Anne Borgne, médecin généraliste : 

"En comparant les substituts nicotiniques à la vape, on observe un doublement des taux de réussite avec la vape : 8 % d'abstinence à partir  d'1 an pour les substituts nicotiniques et 18 % pour les vapoteurs." 

"La vape est un produit d'usage courant qui doit le rester." 

Les sujets abordés :

On peut tout d’abord souligner que l’image du tabac a considérablement changé ces dernières années. Ce fut pour beaucoup le temps d’une prise de conscience sur les dangers du tabac à combustion vis-à-vis de tous.

Face à ces nouvelles considérations, de nombreuses stratégies se sont développées pour arrêter de fumer, toutes très différentes les unes des autres. Elles découlent d’un besoin d’adaptation aux différents profils de fumeurs existants. En effet, chaque fumeur arrête de fumer à sa  manière, selon ses préférences et ses besoins personnels.

Selon les derniers chiffres, 1,6 million de fumeurs en moins ont été recensés en moins de 2 ans, grâce à deux formes différentes de sevrage :

  • La méthode classique : par les substituts nicotiniques (maintenant remboursés par l’assurance maladie et les mutuelles santé)
  • La vape : un outil plus que stratégique pour arrêter de fumer avec plaisir, comme l’ont développé les professionnels de santé lors de cette conférence

Bien que le bruit médiatique sur la vape (e-cigarette) s'exprime majoritairement autour d'annonces effrayantes, telles que l'explosion des cigarettes électroniques ou autres risques sur la santé, nombre d’études démontrent par de réelles preuves scientifiques que la vape est un formidable outil de réduction des risques pour les fumeurs.

Comme le souligne la tabacologue Marion Adler, le rôle de la vape est important dans la prise en charge et l’aide au sevrage tabagique. C’est une solution moderne et facile pour arrêter de fumer. 

Philippe Presles rappelle que la nicotine est l’amie du fumeur et ne présente aucun danger de cancer ou d’infarctus. Malheureusement, beaucoup échouent dans leur sevrage parce qu'ils ont peur des effets de la nicotine et sont sous dosés. Il faut donc que le fumeur soit informé et consomme la dose de nicotine dont il a besoin. Un bon dosage favorise l'arrêt de la cigarette à combustion, qui, elle, représente un réel danger.

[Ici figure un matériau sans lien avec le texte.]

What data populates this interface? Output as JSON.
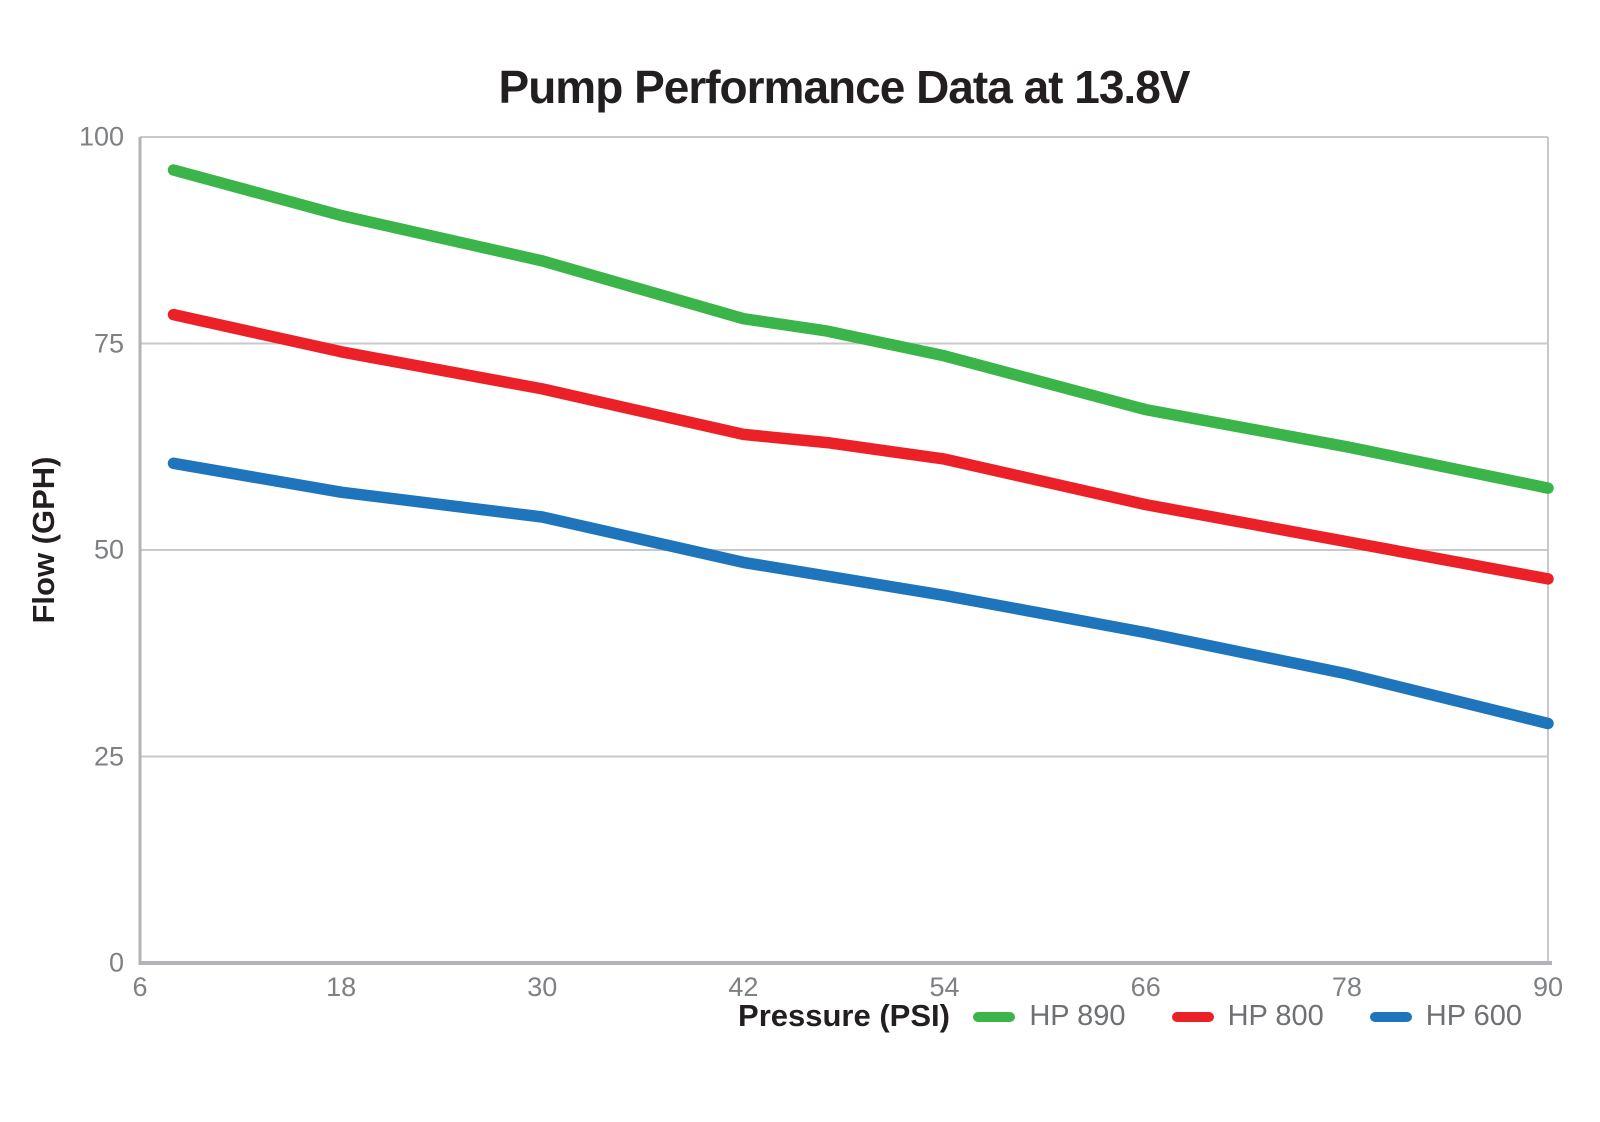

Pour illustrer le danger de la combustion du tabac sur la santé, Marion Adler utilise un exemple simple : comparer la cigarette à la combustion à un feu de cheminée. Notre corps n’est tout simplement pas habitué et fait pour inhaler la fumée d’un feu de cheminée, qui encrasse les poumons et le cœur des fumeurs.  La cigarette électronique permet ainsi de procurer du plaisir et le soulagement de ne pas souffrir du manque de nicotine en évitant ce qui est mauvais : la fumée.

Anne Borgne estime que la vaporette est devenue un produit d’usage courant et doit le rester. Les vapoteurs ne se reconnaissent ainsi plus comme des patients, mais comme d'anciens usagers du tabac qui ont réussi à s'en sortir par eux-mêmes.

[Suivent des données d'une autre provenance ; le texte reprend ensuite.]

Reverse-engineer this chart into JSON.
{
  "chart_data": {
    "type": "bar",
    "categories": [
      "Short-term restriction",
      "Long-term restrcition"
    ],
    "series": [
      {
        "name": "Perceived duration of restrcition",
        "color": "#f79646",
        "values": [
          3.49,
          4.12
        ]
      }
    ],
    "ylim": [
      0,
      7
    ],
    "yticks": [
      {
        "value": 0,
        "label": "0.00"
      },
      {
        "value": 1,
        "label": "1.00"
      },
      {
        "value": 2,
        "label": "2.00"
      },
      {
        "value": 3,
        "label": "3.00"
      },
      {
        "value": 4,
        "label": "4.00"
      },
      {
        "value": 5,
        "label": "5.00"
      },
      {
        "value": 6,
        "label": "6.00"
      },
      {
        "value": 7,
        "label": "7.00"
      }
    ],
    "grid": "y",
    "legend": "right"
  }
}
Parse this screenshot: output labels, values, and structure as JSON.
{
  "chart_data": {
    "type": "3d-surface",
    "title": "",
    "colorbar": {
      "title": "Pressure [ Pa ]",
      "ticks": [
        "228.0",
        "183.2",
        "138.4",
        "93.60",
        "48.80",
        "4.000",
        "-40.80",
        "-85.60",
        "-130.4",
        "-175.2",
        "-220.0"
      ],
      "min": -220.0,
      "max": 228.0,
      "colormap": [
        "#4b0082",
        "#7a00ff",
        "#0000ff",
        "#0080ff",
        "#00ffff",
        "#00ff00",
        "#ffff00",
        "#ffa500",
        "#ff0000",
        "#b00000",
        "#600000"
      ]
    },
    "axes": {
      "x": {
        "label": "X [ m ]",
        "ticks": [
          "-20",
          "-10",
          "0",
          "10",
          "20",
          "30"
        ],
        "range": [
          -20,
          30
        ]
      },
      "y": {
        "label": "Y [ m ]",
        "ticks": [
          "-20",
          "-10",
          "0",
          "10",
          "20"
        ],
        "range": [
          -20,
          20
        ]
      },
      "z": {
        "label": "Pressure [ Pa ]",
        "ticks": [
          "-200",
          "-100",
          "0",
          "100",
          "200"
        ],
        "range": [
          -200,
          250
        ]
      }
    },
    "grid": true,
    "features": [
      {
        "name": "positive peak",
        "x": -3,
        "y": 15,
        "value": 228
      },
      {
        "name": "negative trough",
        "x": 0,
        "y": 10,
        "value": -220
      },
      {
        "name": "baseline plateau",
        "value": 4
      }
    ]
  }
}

Rien d’intrusif, ni de mercantile, l’assistance des professionnels en magasins de cigarette électronique est reconnue comme nécessaire. Elle représente une aide qui augmente considérablement les chances d’arrêt complet du tabac. 

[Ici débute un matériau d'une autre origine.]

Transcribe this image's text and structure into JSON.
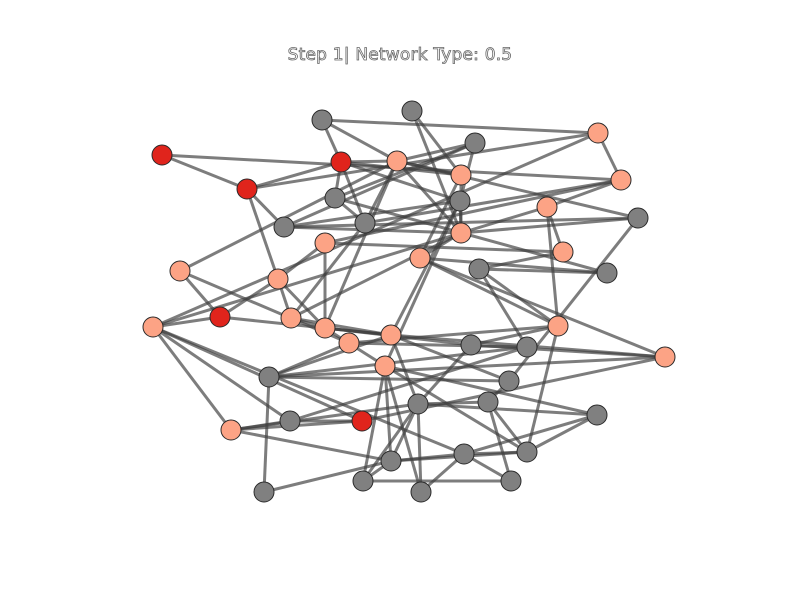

Philippe Presles précise qu'il faut s’adapter au cas de chacun. Un fumeur a aussi le droit d’avoir ses béquilles, comme tout autre patient, et elles doivent être à sa taille, pour qu’il puisse mieux respirer, faire des économies et ne plus avoir peur des traitements. Chacun peut ainsi être aidé à ce que cette étape ne soit pas vécue comme douloureuse, mais dans le plaisir, sans souffrance liée au manque.

En comparant les substituts nicotiniques à la vape, on observe un doublement des taux de réussite sur l’année 2018 grâce à la vape : 8 % d’abstinence avec les substituts nicotiniques contre 18 % avec la cigarette électronique. Un record significatif !

Les différents modèles d’e-cigarette sont à adapter aux différents profils d’usagers du tabac. Par exemple, les fumeurs qui ont seulement besoin de fumer quelques cigarettes de temps en temps auront besoin d'une vapoteuse simple d’utilisation et automatique. A l’inverse, le fumeur régulier aura besoin d’une cigarette électronique puissante dotée de différents réglages pour mieux satisfaire ses besoins personnels. Le plus important reste d’éviter le sous-dosage et pour le connaitre, le fumeur a besoin d’un conseil personnalisé qu'il peut trouver en magasin (tel que dans nos boutiques de cigarette électronique à Paris).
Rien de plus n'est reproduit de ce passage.